Cloud Computing: Defending the Undefinable

The brave new world of cloud computing is radically changing how we build web applications. What is a platform, what is a service, and how will the future of web applications be built? More importantly, how do these various clouds compare, and what do the differences mean? Are they ready for your world-rockin’ startup? In this panel, we’ll get nerdy with technical details, you’ll yell at us, and we’ll argue why your app should already be in the cloud.



Kevin Gibbs Tech Lead & Mgr Google App Engine, Google App Engine



Yousef Khalidi Distinguished Engineer, Microsoft



Werner Vogels CTO, Amazon.com



Google App Engine is Python-specific right now. The implication is that it’s a very high-level abstraction, not a mobile linux instance with root access or similar as in the EC2 world.



That means Amazon is the only realistic choice for a PHP shop right now.



An early EC2 management console in PHP:



http://developer.amazonwebservices.com/connect/entry.jspa?externalID=442



“But now you don’t host Amazon on AWS.”



“Yes we do.”



“But when AWS goes down, Amazon doesn’t…”

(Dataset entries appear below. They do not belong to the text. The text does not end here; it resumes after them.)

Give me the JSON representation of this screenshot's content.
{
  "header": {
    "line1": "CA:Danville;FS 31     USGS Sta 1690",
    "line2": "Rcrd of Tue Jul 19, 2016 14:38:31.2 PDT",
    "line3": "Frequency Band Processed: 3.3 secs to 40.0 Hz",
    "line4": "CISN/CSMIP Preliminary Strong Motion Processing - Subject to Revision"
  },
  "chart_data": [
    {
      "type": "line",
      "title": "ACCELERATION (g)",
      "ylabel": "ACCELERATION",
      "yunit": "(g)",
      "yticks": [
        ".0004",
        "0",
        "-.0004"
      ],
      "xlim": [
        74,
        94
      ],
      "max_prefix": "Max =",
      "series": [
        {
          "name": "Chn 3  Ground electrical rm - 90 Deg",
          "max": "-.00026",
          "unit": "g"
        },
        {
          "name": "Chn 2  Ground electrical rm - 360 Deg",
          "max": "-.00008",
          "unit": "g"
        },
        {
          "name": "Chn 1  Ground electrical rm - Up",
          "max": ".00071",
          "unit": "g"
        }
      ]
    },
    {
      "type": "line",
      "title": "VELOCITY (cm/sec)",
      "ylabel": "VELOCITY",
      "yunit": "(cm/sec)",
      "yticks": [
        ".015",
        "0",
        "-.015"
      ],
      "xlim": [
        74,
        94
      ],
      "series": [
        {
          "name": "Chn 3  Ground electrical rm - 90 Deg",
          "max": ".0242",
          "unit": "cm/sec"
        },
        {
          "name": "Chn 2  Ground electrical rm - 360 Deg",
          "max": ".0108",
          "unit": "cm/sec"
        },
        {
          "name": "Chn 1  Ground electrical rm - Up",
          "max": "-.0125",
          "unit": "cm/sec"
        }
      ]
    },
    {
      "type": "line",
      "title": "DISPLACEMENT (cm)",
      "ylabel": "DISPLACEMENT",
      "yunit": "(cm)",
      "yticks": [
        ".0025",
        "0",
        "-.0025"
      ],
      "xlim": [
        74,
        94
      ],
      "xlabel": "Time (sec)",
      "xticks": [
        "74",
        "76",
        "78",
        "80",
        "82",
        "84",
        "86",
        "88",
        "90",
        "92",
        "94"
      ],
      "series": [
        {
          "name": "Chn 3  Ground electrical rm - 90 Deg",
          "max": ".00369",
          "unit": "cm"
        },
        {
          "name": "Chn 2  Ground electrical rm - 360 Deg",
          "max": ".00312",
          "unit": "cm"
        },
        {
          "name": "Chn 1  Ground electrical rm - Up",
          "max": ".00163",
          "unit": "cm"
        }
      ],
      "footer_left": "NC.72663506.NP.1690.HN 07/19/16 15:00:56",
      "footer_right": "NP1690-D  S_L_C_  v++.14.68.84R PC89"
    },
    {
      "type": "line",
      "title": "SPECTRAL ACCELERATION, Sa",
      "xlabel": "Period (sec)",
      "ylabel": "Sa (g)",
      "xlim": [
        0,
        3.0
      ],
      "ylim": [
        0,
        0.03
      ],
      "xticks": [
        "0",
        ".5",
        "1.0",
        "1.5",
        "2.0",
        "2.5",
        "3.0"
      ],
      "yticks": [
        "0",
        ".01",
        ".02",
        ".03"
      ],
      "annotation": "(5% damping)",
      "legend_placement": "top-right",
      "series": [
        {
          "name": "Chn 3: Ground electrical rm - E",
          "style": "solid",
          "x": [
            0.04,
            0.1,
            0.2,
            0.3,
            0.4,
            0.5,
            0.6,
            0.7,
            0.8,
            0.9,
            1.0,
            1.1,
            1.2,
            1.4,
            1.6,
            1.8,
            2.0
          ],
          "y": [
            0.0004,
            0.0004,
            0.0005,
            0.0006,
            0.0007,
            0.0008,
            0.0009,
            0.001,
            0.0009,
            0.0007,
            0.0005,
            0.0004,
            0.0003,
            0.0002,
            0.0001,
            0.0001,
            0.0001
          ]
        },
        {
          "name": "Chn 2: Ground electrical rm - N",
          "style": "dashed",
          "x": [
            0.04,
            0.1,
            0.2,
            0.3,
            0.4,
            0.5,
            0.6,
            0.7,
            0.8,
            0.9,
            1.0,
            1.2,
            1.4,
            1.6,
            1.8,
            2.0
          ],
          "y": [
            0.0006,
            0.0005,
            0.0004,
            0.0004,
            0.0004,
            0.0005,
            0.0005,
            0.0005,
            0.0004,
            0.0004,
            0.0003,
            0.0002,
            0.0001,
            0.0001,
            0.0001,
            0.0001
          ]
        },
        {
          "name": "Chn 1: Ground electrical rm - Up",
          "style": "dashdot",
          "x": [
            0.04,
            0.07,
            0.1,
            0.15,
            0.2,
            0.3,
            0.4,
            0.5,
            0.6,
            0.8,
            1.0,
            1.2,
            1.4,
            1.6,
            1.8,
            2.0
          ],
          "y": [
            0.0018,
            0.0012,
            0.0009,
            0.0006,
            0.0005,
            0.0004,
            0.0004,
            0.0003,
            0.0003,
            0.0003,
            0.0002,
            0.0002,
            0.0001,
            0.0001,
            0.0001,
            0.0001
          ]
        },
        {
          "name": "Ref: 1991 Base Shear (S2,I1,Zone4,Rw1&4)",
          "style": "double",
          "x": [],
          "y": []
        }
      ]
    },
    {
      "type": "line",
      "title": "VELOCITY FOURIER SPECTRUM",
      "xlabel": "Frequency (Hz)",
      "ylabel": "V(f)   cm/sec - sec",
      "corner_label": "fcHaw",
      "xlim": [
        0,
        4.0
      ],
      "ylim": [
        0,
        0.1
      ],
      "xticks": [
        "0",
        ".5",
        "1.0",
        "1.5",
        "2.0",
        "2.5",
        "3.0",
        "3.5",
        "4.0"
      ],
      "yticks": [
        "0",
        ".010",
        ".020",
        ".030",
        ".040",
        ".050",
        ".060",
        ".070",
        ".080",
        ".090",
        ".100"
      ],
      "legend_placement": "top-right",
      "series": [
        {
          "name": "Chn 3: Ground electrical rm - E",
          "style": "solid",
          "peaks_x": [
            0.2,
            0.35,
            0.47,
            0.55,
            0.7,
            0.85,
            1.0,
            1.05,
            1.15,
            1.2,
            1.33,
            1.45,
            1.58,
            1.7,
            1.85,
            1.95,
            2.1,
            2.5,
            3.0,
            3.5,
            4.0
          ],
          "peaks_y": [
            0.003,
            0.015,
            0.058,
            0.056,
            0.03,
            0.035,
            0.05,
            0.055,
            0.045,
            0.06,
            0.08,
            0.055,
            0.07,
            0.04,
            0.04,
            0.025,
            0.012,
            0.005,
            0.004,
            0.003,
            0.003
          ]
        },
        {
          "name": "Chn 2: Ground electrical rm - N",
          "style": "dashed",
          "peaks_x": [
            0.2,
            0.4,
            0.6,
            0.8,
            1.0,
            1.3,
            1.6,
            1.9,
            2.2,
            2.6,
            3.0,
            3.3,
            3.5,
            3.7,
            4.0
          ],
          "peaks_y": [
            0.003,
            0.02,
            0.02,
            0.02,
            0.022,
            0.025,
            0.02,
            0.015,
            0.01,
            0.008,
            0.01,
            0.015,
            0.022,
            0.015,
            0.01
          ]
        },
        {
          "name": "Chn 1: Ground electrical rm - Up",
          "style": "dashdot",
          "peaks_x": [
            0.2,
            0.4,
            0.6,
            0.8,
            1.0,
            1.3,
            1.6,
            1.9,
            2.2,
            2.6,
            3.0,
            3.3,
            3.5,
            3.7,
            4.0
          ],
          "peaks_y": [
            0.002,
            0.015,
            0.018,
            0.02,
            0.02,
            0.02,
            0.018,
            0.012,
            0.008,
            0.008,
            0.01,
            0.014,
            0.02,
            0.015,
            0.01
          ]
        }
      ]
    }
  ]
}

”... We launch new instances on the fly etc. It is absolutely hosted on Amazon Web Services.”



http://aws.amazon.com/what-is-aws/



Gibbs, Google:



“Make your front end code stateless and your back end code stateful.”



“Our database system does not support joins. That’s something we removed in order to help you scale… joins break scalability.”



Tom: in Amazon you can run instances of MySQL if you feel like it, but you do run into these issues.



Why are joins evil for scalability? Because when you select against a single table, it’s easy to say “okay let’s sling this query against all four database servers and bang we get an aggregate result back and we’re done” or, even better, “we know the ID being asked for is on a single db server so all of the work can be completed there.” But joins complicate this because they require data that’s scattered between servers in a complex relationship.



The alternative is a simple datastore with put and get operations, which forces programmers to think in those terms; when you add serialization and unserialization of objects on top of that, you get an “object database,” but that’s just a glorification of this simple-store concept.



A great discussion of this can be found here:



http://www.10gen.com/blog/2008/7/databases-and-the-cloud



See also Amazon SimpleDB:



http://aws.amazon.com/simpledb/



And Google BigTable:



http://labs.google.com/papers/bigtable.html



You might think this stuff looks a lot like a filesystem, and you’d be right. You could absolutely build this on top of Amazon S3 alone. However Amazon SimpleDB is optimized for little stuff with fancy indexing, while Amazon S3 is optimized for bigger blobs (i.e. what we think of as "files"):



http://aws.amazon.com/simpledb/faqs/#When_should_I_use_Amazon_S3_vs_Amazon_SimpleDB



]



Khan, Microsoft:



“We have a long tail of little applications within Microsoft… it’s not cost effective to maintain servers for them manually.”



Microsoft might start running private clouds on behalf of particular clients at some point.



Amazon offers “Elastic IP Addresses” which can be mapped to any instance on the fly. This means that you can do failover among DNS servers, not just web servers.



Microsoft says they will offer multiple stacks, including LAMP and “legacy stacks.”



Amazon still seems like the only “serious” cloud provider right now.



Question: are enterprise clients resistant to cloud computing?



Amazon: most enterprises are getting comfortable with at least moving software services into the cloud… reduced capital costs are a big deal right now.



“Is Amazon Web Services profitable?”



“We don’t give out those numbers.”